Justice Todd wrote the Opinion Announcing The Judgment Of The Court, in which only Justice McCaffery joined. In it, they apply Pa.R.C.P. 126’s doctrine of substantial compliance and find that appellants’ counsel had “substantially complied” with “the instruction to file a document with a trial judge” (although such an instruction is an “oddity”) when he presented a copy of the 1925(b) Statement for the trial judge to the prothonotary. Therefore, the filing of the original together with a copy for the trial judge should have avoided a finding of waiver.

The court distinguished case law in which a waiver was found where no attempt had been made to serve the trial judge “despite the court’s express instructions to do so.” The OAJC notes that the trial judge’s failure to use the language required by Rule 1925(b)(3) in his order “resulted in a situation where Appellants were faced with contradictory instructions … to file their 1925(b) Statement with the court and with the trial judge, while the specific language of Rule 1925(b)(1) required Appellants to file the original of record and concurrently serve the trial judge with a copy of their 1925(b) Statement.”
Chief Justice Castille concurred because he would find that delivery of the judge’s copy to the prothonotary “should be adequate” because “the prothonotary functions as a clerk or other responsible person at the judge’s office for purposes of making personal service on him or her, as Rule 1925(b)(1) requires.” He does not join with the OAJC’s reasoning that the substantial compliance doctrine applies here “in light of our specific pronouncements regarding the bright-line nature of the Rule,” that is, where waiver can only be avoided by full compliance with this rule.

Justice Eakin concurred as well. But he views Pa.R.A.P. 121(a), which requires that all filings in appellate courts “shall be filed with the prothonotary” as authority for the proposition that filing in the trial court prothonotary is service upon the trial judge for Rule 1925(b) purposes.

Justice Baer dissents because, in his view, an order cannot trump a rule. Therefore, under such circumstances, “the careful practitioner either should comply with both, or if that is not clearly possible, comply with the rule and seek clarification from the issuing judge of the order.” He notes that, upon the prothonotary’s refusal to assist counsel to effect valid service on the judge, appellants still had an option—they still had a week before the service deadline to make valid service by an alternate means under the rule by mailing a copy by certified mail, addressed to the judge simply using the courthouse address. Therefore, he found waiver because appellants failed to utilize this alternate means of serving the judge available to them under the rule.
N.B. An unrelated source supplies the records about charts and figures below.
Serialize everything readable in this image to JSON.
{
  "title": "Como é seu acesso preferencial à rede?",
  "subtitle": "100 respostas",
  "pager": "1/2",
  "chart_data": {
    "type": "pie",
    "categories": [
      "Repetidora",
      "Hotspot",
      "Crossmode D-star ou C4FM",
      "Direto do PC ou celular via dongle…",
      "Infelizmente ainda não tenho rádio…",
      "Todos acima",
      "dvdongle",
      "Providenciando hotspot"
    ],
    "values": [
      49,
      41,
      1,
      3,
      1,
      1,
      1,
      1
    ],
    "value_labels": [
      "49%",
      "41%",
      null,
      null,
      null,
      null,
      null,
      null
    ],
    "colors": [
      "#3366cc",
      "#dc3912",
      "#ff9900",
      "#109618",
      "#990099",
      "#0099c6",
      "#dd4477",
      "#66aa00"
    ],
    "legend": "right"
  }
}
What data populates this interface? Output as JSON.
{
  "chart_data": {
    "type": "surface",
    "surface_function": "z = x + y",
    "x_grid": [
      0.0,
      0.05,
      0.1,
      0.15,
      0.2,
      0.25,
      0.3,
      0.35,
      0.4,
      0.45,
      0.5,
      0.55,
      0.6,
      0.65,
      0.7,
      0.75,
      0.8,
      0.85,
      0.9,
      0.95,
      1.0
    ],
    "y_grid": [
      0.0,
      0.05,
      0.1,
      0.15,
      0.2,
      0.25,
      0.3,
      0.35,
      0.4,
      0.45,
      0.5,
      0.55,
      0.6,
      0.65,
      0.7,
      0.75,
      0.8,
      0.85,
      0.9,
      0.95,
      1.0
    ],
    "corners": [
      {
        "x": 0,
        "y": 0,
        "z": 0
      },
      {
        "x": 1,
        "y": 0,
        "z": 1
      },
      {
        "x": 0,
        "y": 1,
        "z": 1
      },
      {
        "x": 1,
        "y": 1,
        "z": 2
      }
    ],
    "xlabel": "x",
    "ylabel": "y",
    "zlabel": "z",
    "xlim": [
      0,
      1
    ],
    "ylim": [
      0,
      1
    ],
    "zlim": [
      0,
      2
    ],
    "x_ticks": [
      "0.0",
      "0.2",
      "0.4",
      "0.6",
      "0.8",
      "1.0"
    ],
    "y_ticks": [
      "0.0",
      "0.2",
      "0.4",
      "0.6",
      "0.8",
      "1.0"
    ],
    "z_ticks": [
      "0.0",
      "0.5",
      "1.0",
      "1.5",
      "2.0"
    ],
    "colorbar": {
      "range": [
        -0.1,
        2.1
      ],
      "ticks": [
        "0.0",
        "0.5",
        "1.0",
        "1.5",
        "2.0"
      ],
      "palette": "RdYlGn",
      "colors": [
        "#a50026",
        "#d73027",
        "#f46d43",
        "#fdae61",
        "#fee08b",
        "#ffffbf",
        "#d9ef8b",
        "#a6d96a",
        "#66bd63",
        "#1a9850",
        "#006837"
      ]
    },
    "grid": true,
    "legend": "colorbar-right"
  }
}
Justice Saylor concurred and dissented. He joined with OAJC in recognizing the application of the substantial compliance doctrine here. But instead of accepting the statement of counsel with respect to the circumstances surrounding his service of the 1925(b) Statement upon the trial judge, he would “remand the case for a hearing to develop a factual record and appropriate findings.”

What is the moral to this story (other than the obvious that the practitioner should not take legal advice from the prothonotary)? Where there is an order that conflicts with a rule, if there is a threat of waiver if the rule is not complied with, comply with the rule’s literal requirements and also comply with the order, if possible. If it is not possible to comply with both, seek clarification from the trial judge.